Konsultasi: Buyback Saham, Dividen, dan Pemberitaan Emiten
1. Pak Teguh, saya dengar Semen
Baturaja (SMBR) melakukan aksi buyback. Itu maksudnya apa sih? Dan apa
pengaruhnya terhadap kinerja perusahaan?
Pada tanggal 17 September 2013, manajemen SMBR mengumumkan bahwa jika dibutuhkan,
mereka siap untuk melakukan aksi buyback saham alias pembelian kembali saham
perusahaan di bursa, dalam rangka menjaga harga sahamnya agar tetap stabil.
Keputusan tersebut diambil setelah pada penghujung bulan Agustus 2013, IHSG
terkoreksi secara sangat signifikan sementara saham SMBR sendiri turun dari 560
ke 360. Jumlah dana yang disiapkan untuk aksi buyback tersebut adalah maksimal
Rp102 milyar, yang diambil dari posisi kas perusahaan (per Kuartal II 2013,
SMBR memiliki cash lebih dari Rp1.5 trilyun, hasil dari IPO-nya).
Yang perlu dicatat disini adalah bahwa perusahaan hanya akan melakukan
buyback tersebut jika dibutuhkan, yakni jika saham SMBR turun secara tidak
terkendali.
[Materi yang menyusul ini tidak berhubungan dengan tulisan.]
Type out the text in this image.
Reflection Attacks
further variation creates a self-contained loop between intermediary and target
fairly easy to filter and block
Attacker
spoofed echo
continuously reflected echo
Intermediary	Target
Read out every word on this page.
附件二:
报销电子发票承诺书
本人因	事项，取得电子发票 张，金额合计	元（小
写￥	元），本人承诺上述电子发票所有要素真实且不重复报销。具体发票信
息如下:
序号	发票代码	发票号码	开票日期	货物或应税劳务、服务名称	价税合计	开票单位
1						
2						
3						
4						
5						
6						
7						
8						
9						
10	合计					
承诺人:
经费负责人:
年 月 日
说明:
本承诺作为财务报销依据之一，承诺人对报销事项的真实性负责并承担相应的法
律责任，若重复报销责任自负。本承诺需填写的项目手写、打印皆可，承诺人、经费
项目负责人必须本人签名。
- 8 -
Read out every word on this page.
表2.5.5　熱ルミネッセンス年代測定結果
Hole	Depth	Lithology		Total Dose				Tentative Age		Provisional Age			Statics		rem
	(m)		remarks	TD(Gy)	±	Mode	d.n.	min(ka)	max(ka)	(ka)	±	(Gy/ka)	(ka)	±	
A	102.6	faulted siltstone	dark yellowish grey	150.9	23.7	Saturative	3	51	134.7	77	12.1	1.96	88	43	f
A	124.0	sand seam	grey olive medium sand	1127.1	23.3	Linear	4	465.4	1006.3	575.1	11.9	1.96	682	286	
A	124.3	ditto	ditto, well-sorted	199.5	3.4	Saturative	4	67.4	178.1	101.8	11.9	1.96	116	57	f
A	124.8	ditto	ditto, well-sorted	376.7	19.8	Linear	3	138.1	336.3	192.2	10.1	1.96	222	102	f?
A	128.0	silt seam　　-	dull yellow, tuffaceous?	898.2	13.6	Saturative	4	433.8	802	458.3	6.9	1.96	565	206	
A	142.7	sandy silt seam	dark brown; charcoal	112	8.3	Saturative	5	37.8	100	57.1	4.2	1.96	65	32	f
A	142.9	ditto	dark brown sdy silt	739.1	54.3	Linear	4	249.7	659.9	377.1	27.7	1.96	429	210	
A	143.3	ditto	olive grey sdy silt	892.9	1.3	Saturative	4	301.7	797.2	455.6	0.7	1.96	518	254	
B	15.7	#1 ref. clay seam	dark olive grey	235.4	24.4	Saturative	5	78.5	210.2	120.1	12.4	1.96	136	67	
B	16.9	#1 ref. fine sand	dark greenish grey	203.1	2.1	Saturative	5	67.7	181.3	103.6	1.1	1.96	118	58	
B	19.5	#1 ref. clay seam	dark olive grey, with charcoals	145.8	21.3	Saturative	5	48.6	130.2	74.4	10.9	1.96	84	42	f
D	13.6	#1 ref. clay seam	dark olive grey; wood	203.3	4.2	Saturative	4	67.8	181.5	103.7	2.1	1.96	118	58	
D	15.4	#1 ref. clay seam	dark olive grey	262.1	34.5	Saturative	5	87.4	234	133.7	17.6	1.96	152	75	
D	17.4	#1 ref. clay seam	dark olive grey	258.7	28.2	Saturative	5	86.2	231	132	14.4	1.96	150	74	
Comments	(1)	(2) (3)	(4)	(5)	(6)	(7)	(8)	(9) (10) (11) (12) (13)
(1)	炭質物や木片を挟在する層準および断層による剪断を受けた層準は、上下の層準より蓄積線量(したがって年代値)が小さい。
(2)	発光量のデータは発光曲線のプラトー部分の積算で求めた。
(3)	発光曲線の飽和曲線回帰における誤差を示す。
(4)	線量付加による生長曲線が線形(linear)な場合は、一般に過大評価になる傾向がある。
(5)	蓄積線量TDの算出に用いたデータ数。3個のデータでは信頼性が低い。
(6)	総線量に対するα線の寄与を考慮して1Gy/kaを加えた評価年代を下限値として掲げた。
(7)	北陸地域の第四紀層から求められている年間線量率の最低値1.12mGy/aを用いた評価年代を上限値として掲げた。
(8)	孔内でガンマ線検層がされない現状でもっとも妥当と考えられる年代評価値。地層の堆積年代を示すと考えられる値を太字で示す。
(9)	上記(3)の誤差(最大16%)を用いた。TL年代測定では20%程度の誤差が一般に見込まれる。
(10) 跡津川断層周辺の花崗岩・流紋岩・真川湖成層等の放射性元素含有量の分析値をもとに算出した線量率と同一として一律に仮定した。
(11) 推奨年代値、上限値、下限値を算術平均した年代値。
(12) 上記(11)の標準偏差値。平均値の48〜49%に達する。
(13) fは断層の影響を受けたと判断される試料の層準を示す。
Jadi jika pergerakan SMBR masih normal, maka mereka tidak akan melakukannya
buyback tersebut. Tapi jika mereka benar-benar melakukan buyback secara
maksimal, maka posisi kas perusahaan akan berkurang sebesar Rp102 milyar. Jika
dana cash tersebut bersifat urgent untuk
operasional perusahaan, untuk membiayai kegiatan ekspansi tertentu, atau
membayar utang yang akan jatuh tempo dalam waktu dekat, maka kegiatan usaha
perusahaan mungkin akan terganggu. Namun dalam kasus SMBR, dana cash Rp102
milyar tersebut diambil dari ‘dana nganggur’ yang baru akan digunakan dalam
beberapa waktu kedepan untuk membangun pabrik semen baru di Baturaja, dimana
pabrik itu sendiri dijadwalkan baru akan beroperasi pada tahun 2016. Jadi dalam
hal ini aksi buyback tersebut tidak akan berpengaruh apapun terhadap kinerja
SMBR, namun diharapkan akan mampu menjaga harga sahamnya dari penurunan lebih
lanjut akibat volatilitas pasar.
Kalau yang penulis perhatikan, perusahaan-perusahaan BUMN umumnya cukup
sigap dalam berupaya menjaga harga sahamnya agar tidak turun terlalu rendah,
termasuk tidak keberatan jika mereka harus keluar dana untuk melakukan hal itu
(melalui buyback). Contohnya waktu puncak krisis global tahun 2008 lalu,
konsorsium BUMN secara bersama-sama menyiapkan dana Rp4 trilyun untuk membeli
kembali saham-saham BUMN di bursa. Para BUMN ini ketika itu berani untuk
memborong saham-saham BBRI, SMGR, dkk pada harga bawah, karena mereka cukup
yakin bahwa valuasi saham-saham tersebut ketika itu sudah sangat rendah jika
dibandingkan dengan kualitas fundamental perusahaan, sehingga pada akhirnya
nanti mereka akan naik juga. Dan ternyata memang benar.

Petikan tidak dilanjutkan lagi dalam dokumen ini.